In 1046 he made his first assault on Trani, succeeding in capturing the suburbs and environs but not the city itself, which was defended by Argyrus, a former Norman ally. The Tranesi themselves were Byzantine partisans, with no sympathy for the Normans.
In 1046 Peter was also a candidate to succeed William. According to William of Apulia, though he was the wealthier candidate he was confronted at Melfi by William's brothers Humphrey and Drogo, who supposedly mortally wounded him in a duel. More likely he was just taken captive, since he and Humphrey jointly led a Norman army against Argyrus in 1053. Argyrus had travelled with his troops by ship to Siponto. There he was defeated, suffering heavy losses and, being severely wounded himself, barely escaped to Viesti, according to the Anonymus Barensis (§152).

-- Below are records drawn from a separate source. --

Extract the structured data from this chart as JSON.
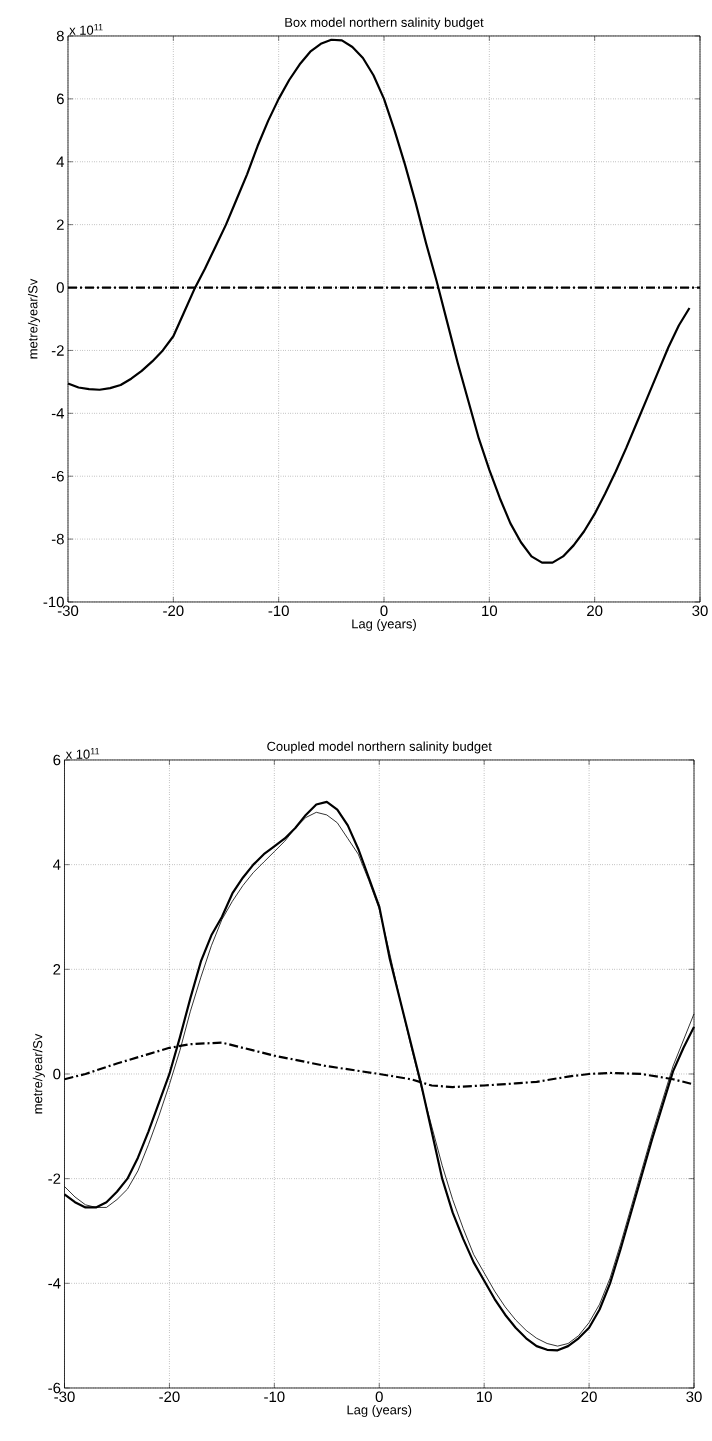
{
  "chart_data": [
    {
      "type": "line",
      "title": "Box model northern salinity budget",
      "xlabel": "Lag (years)",
      "ylabel": "metre/year/Sv",
      "annotations": [
        "x 10$^{11}$"
      ],
      "xlim": [
        -30,
        30
      ],
      "ylim": [
        -10,
        8
      ],
      "xticks": [
        -30,
        -20,
        -10,
        0,
        10,
        20,
        30
      ],
      "yticks": [
        -10,
        -8,
        -6,
        -4,
        -2,
        0,
        2,
        4,
        6,
        8
      ],
      "grid": true,
      "ref_lines": [
        {
          "axis": "y",
          "value": 0,
          "color": "#000000",
          "line_style": "dashdot"
        }
      ],
      "series": [
        {
          "color": "#000000",
          "line_style": "solid",
          "x": [
            -30,
            -29,
            -28,
            -27,
            -26,
            -25,
            -24,
            -23,
            -22,
            -21,
            -20,
            -19,
            -18,
            -17,
            -16,
            -15,
            -14,
            -13,
            -12,
            -11,
            -10,
            -9,
            -8,
            -7,
            -6,
            -5,
            -4,
            -3,
            -2,
            -1,
            0,
            1,
            2,
            3,
            4,
            5,
            6,
            7,
            8,
            9,
            10,
            11,
            12,
            13,
            14,
            15,
            16,
            17,
            18,
            19,
            20,
            21,
            22,
            23,
            24,
            25,
            26,
            27,
            28,
            29
          ],
          "values": [
            -3.05,
            -3.18,
            -3.23,
            -3.25,
            -3.2,
            -3.1,
            -2.9,
            -2.65,
            -2.35,
            -2.0,
            -1.55,
            -0.8,
            -0.05,
            0.6,
            1.3,
            2.0,
            2.8,
            3.6,
            4.5,
            5.3,
            6.0,
            6.6,
            7.1,
            7.5,
            7.75,
            7.88,
            7.86,
            7.65,
            7.3,
            6.75,
            6.0,
            5.0,
            3.9,
            2.7,
            1.4,
            0.2,
            -1.1,
            -2.4,
            -3.6,
            -4.8,
            -5.8,
            -6.7,
            -7.5,
            -8.1,
            -8.55,
            -8.75,
            -8.75,
            -8.55,
            -8.2,
            -7.75,
            -7.2,
            -6.55,
            -5.85,
            -5.1,
            -4.3,
            -3.5,
            -2.7,
            -1.9,
            -1.2,
            -0.65
          ]
        }
      ]
    },
    {
      "type": "line",
      "title": "Coupled model northern salinity budget",
      "xlabel": "Lag (years)",
      "ylabel": "metre/year/Sv",
      "annotations": [
        "x 10$^{11}$"
      ],
      "xlim": [
        -30,
        30
      ],
      "ylim": [
        -6,
        6
      ],
      "xticks": [
        -30,
        -20,
        -10,
        0,
        10,
        20,
        30
      ],
      "yticks": [
        -6,
        -4,
        -2,
        0,
        2,
        4,
        6
      ],
      "grid": true,
      "series": [
        {
          "color": "#000000",
          "line_style": "solid",
          "x": [
            -30,
            -29,
            -28,
            -27,
            -26,
            -25,
            -24,
            -23,
            -22,
            -21,
            -20,
            -19,
            -18,
            -17,
            -16,
            -15,
            -14,
            -13,
            -12,
            -11,
            -10,
            -9,
            -8,
            -7,
            -6,
            -5,
            -4,
            -3,
            -2,
            -1,
            0,
            1,
            2,
            3,
            4,
            5,
            6,
            7,
            8,
            9,
            10,
            11,
            12,
            13,
            14,
            15,
            16,
            17,
            18,
            19,
            20,
            21,
            22,
            23,
            24,
            25,
            26,
            27,
            28,
            29,
            30
          ],
          "values": [
            -2.3,
            -2.45,
            -2.55,
            -2.55,
            -2.45,
            -2.25,
            -2.0,
            -1.6,
            -1.1,
            -0.55,
            0.0,
            0.7,
            1.45,
            2.15,
            2.65,
            3.0,
            3.45,
            3.75,
            4.0,
            4.2,
            4.35,
            4.5,
            4.7,
            4.95,
            5.15,
            5.2,
            5.05,
            4.75,
            4.3,
            3.75,
            3.2,
            2.2,
            1.4,
            0.6,
            -0.2,
            -1.1,
            -2.0,
            -2.65,
            -3.15,
            -3.6,
            -3.95,
            -4.3,
            -4.6,
            -4.85,
            -5.05,
            -5.2,
            -5.27,
            -5.28,
            -5.2,
            -5.05,
            -4.85,
            -4.5,
            -4.0,
            -3.35,
            -2.65,
            -1.95,
            -1.25,
            -0.6,
            0.05,
            0.5,
            0.9
          ]
        },
        {
          "color": "#000000",
          "line_style": "solid",
          "x": [
            -30,
            -29,
            -28,
            -27,
            -26,
            -25,
            -24,
            -23,
            -22,
            -21,
            -20,
            -19,
            -18,
            -17,
            -16,
            -15,
            -14,
            -13,
            -12,
            -11,
            -10,
            -9,
            -8,
            -7,
            -6,
            -5,
            -4,
            -3,
            -2,
            -1,
            0,
            1,
            2,
            3,
            4,
            5,
            6,
            7,
            8,
            9,
            10,
            11,
            12,
            13,
            14,
            15,
            16,
            17,
            18,
            19,
            20,
            21,
            22,
            23,
            24,
            25,
            26,
            27,
            28,
            29,
            30
          ],
          "values": [
            -2.15,
            -2.35,
            -2.5,
            -2.55,
            -2.55,
            -2.4,
            -2.2,
            -1.85,
            -1.35,
            -0.8,
            -0.2,
            0.45,
            1.2,
            1.85,
            2.45,
            2.95,
            3.3,
            3.6,
            3.85,
            4.05,
            4.25,
            4.45,
            4.7,
            4.9,
            5.0,
            4.95,
            4.8,
            4.5,
            4.2,
            3.7,
            3.15,
            2.3,
            1.4,
            0.55,
            -0.25,
            -1.0,
            -1.75,
            -2.4,
            -2.95,
            -3.45,
            -3.8,
            -4.15,
            -4.45,
            -4.7,
            -4.9,
            -5.05,
            -5.15,
            -5.2,
            -5.15,
            -5.0,
            -4.75,
            -4.4,
            -3.9,
            -3.25,
            -2.55,
            -1.85,
            -1.15,
            -0.5,
            0.15,
            0.65,
            1.15
          ]
        },
        {
          "color": "#000000",
          "line_style": "dashdot",
          "x": [
            -30,
            -28,
            -25,
            -22,
            -20,
            -18,
            -15,
            -12,
            -10,
            -5,
            0,
            3,
            5,
            7,
            10,
            13,
            15,
            18,
            20,
            22,
            25,
            28,
            30
          ],
          "values": [
            -0.1,
            0.0,
            0.2,
            0.38,
            0.5,
            0.57,
            0.6,
            0.45,
            0.35,
            0.15,
            0.0,
            -0.1,
            -0.22,
            -0.25,
            -0.22,
            -0.18,
            -0.15,
            -0.05,
            0.0,
            0.02,
            0.0,
            -0.1,
            -0.2
          ]
        }
      ]
    }
  ]
}
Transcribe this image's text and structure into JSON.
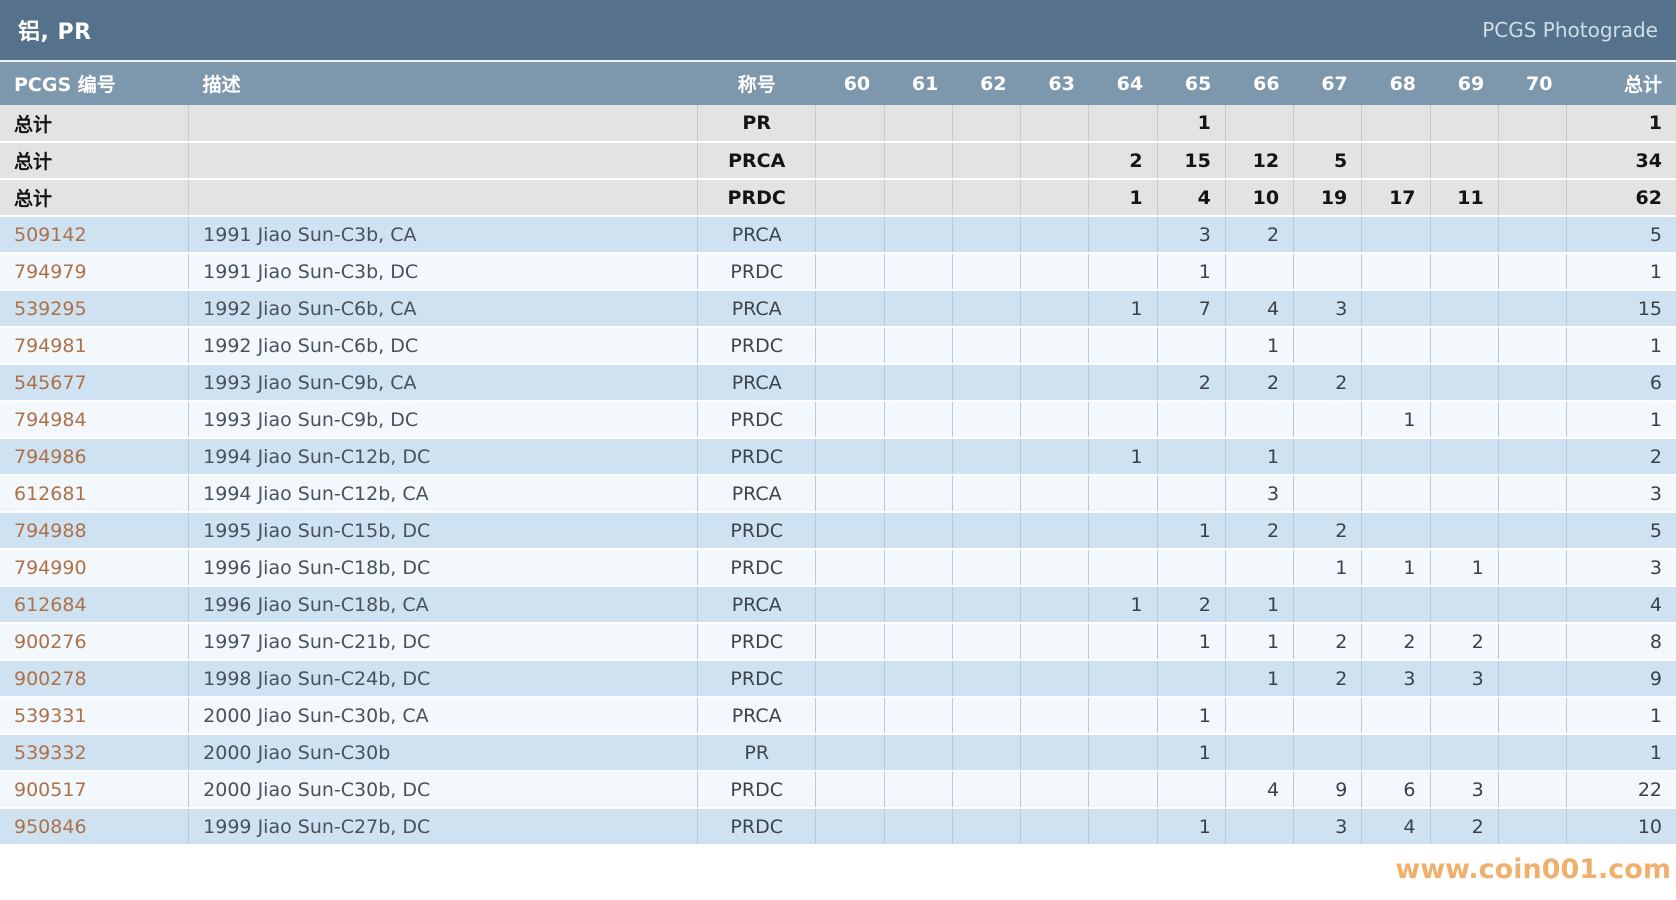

Peter is recorded by Amatus of Montecassino as entering Melfi again in 1057 to dispute the succession with Drogo's younger brother Robert Guiscard. According to the same source the Melfitans rebelled against him and he fled to Cisterna. Peter and Guiscard must have made peace, however, as Amatus records that the former's two daughters were found wealthy husbands by the latter.
In 1064, Peter's second son Geoffrey refers to his father as magni comitis Petroni in an act donating one ship to the monastery of the Santissima Trinità in Venosa for fishing on the Mar Piccolo, the bay of Taranto. Peter's youngest son, Peter II, likewise confirmed this donation pro remedio anime (ejus) ("for the health of [their father's] soul"). Peter I had not taken Trani by the time of his death. He is sometimes confused with his son Peter. The "count Petrone" who defeated Argyrus in 1053 has an entry in the Prosopography of the Byzantine World and is identified there with the son of Amicus, that is, Peter I, though other source believe the Petronius of 1053 was Peter II. "Petronius" is an augmentative of Peter, and indicates greatness (probably of stature). Peter I's relationship to his son Geoffrey is mentioned in Lupus Protospatharius. Peter's eldest son, Amicus, is barely known.